Novella (185 000 s.) terminée, du moins pour le premier grand passage. Détails à régler, relecteur sans pitié, éditeur… il reste à faire, bien entendu, mais le principal est là. Et le programme que je m’étais initialement fixé pour cet été est enfin achevé : un recueil et deux courts romans, hop. Petit soupir de satisfaction.

#4059

En 2018, mes précieux camarades Christine et Mérédith avaient dirigé et publié une belle anthologie, intitulée SOS Terre et Mer, qui réunissait des nouvelles d’imaginaire dans le but de verser des fonds à l’ONG SOS Méditerranée.
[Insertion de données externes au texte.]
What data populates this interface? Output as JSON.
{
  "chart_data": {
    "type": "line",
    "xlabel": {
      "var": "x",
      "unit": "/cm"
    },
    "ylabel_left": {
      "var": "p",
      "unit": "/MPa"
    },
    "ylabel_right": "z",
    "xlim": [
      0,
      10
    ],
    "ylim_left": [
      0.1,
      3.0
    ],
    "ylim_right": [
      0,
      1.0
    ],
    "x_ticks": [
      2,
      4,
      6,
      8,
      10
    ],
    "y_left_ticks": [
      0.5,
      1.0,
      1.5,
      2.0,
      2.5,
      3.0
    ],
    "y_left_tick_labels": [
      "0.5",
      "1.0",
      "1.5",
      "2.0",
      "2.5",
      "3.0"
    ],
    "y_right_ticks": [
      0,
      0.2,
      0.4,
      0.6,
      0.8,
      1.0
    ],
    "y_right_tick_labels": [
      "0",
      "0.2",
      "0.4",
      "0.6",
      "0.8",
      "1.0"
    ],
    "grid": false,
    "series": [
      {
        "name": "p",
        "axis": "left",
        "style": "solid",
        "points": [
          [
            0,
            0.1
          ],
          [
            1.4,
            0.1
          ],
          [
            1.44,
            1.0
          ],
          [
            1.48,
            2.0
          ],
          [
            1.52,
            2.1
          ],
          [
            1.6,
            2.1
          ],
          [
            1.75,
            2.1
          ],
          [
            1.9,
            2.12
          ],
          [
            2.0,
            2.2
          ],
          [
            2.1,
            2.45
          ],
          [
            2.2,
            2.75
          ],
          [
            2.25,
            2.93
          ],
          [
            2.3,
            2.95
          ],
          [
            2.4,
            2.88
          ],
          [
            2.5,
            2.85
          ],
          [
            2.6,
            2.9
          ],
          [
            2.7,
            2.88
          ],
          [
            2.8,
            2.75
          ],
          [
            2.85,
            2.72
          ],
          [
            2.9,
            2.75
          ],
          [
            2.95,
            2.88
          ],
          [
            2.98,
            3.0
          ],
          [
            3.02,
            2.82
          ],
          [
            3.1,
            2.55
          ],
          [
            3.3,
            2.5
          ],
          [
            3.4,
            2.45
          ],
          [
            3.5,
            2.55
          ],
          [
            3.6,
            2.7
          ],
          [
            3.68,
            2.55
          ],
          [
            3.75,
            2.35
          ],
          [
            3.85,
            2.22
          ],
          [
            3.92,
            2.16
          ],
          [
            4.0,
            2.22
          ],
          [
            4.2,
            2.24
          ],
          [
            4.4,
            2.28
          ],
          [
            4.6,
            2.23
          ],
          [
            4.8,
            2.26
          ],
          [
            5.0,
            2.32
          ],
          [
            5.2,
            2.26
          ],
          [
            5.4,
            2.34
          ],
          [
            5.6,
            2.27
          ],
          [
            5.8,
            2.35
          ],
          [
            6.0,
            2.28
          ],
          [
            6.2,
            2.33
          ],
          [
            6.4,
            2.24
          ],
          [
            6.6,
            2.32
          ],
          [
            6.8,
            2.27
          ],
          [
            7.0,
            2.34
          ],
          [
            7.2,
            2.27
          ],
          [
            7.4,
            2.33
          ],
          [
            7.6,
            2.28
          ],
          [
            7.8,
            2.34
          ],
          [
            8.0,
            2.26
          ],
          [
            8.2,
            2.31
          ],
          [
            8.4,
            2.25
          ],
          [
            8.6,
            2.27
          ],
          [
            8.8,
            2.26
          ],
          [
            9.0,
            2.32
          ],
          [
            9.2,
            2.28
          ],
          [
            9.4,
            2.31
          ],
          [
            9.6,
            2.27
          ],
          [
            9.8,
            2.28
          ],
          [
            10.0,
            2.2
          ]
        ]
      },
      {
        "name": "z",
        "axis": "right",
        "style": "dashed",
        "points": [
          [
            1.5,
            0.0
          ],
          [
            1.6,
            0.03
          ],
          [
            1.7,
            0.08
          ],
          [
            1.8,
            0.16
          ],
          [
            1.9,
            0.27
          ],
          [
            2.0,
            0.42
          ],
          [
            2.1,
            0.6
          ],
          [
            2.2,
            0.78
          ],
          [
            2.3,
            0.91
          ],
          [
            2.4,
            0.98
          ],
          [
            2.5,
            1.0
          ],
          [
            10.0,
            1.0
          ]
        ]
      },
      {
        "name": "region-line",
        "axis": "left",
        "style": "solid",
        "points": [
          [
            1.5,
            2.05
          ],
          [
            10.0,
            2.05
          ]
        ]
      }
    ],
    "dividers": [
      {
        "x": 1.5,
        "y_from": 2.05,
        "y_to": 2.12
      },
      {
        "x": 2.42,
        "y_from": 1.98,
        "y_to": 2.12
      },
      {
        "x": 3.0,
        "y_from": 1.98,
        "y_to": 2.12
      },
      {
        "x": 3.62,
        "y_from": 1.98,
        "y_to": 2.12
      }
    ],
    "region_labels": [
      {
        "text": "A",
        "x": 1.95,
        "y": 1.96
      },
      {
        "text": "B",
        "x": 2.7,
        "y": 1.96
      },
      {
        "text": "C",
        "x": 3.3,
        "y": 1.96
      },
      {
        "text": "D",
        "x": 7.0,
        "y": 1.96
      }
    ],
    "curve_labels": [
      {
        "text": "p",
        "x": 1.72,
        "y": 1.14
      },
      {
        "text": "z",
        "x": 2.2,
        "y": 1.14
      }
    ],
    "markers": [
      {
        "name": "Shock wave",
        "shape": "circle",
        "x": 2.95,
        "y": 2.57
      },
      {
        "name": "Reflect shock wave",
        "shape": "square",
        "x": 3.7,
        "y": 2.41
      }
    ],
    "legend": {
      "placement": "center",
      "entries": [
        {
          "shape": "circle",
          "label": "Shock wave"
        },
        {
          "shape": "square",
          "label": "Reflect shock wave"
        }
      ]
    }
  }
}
Et ça a bien marché, on a versé à cette ONG de chouettes petites sommes (et ça continue). Et puis, voici que les mêmes repartent dans l’aventure d’une anthologie : Prépare la paix, que des nouvelles qui comme le titre l’indique se déroulent dans des sociétés apaisées ou en passe de l’être — un beau défi narratif. J’ai eu le plaisir qu’ils me commandent et m’acceptent une nouvelle dont je suis plutôt fiérot, « Nulle part et en Crimée », située dans l’univers uchronique du détective Bodichiev mais sans celui-ci ; et partiellement en hommage gentiment accepté par l’auteur au fameux « Nulle part à Livérion » de Serge Lehman. Bref, je suis sacrément excité du lancement de ce financement, qu’il ne faut pas louper, la cause est trop belle ! We need you, les gens.

#4056

Eh oui, pour la fiction je m’amuse à écrire sous pseudonyme : Olav Koulikov. Je l’ai dit depuis un moment déjà. Et j’ai eu le plaisir de voir publié le mois dernier le quatrième volet des enquêtes de Bodichiev, chez le petit éditeur Koikalit (les trois précédents étaient chez les Saisons de l’étrange). Ainsi ai-je donc aligné ces dernières années Mémoires d’un détective à vapeur, Souvenirs d’un détective à vapeur, le court roman Menace sur l’Empire et ce tout nouveau Confidences d’un détective à vapeur.

Dans une uchronie où règne sur une bonne partie du monde l’Empire anglo-russe, monsieur Bodichiev et son fidèle assistant Viat Koulikov mènent depuis la métropole de London des enquêtes plus ou moins « de l’étrange ». Quelque part entre Maigret et Poirot, avec quelques gouttes de SF ou de fantastique. Un univers qui me tient énormément à cœur et auquel je ne cesse de revenir, depuis la première nouvelle qui fut autrefois au sommaire de la fameuse anthologie de Serge Lehman, Escales sur l’horizon. L’on suit au gré des volumes et en filigrane leur carrière ; dans le prochain se trouvera notamment la toute dernière enquête de Bodichiev, en retraite à Biarritz, et le récent propose l’une de ses toutes premières avec le jeune Viat. Confidences réunit cinq nouvelles et six vignettes courtes : « L’affaire des masques », « Les oiseaux du cimetière », « Le tumulte de Noël », « Sous le vent dalmate », « Les fantômes d’Alwych », plus des short shorts sur des perso secondaires, Viat / Beauchamp / Sigerson / Goudounov / Mrs Cherrytail / Boadicée, et une chronologie.

Je viens, hier soir, de boucler le prochain recueil de mon détective privé et l’ai rendu à mon digne éditeur à moi que j’ai. Archives d’un détective à vapeur, cette fois. Six nouvelles et une novella : « La pomme et la paille », « La question de l’alchimiste », « Ministère de l’Intérieur », « Les chats de Battersea », « Péril en l’île », « Les deux morts de mademoiselle Rose » et « Un ptérosaure sur la grève ». Sont en cours de finition une novella, Les Arrière-mondes, un court roman, Les Trois cœurs, et j’ai juste débuté le recueil Voyages d’un détective à vapeur… Une nouvelle inédite sera au sommaire de Fiction l’imaginaire radical n°3, d’ici peu.

#4039

Aux patères dans l’entrée, j’ai deux feutres et un canotier, mais le chapeau ne se porte plus guère. Tout juste en attendant devant la gare vois-je quelques hipsters à bonnet ou à bob et un groupe de beurs en casquette à visière longue ; les femmes sortent toutes « en cheveux », de nos jours, plus de couvre-chef. Je regrette cet appauvrissement de la mode et porte une casquette molle, presque sans visière, une légère l’été et une plus chaude en laine pour l’hiver. En constatant tout cela ce midi, je me suis demandé si dans l’univers de Bodichiev les citoyens portent encore des chapeaux. Bodichiev lui-même a souvent une casquette. Je vais indiquer ça, je crois, en passant.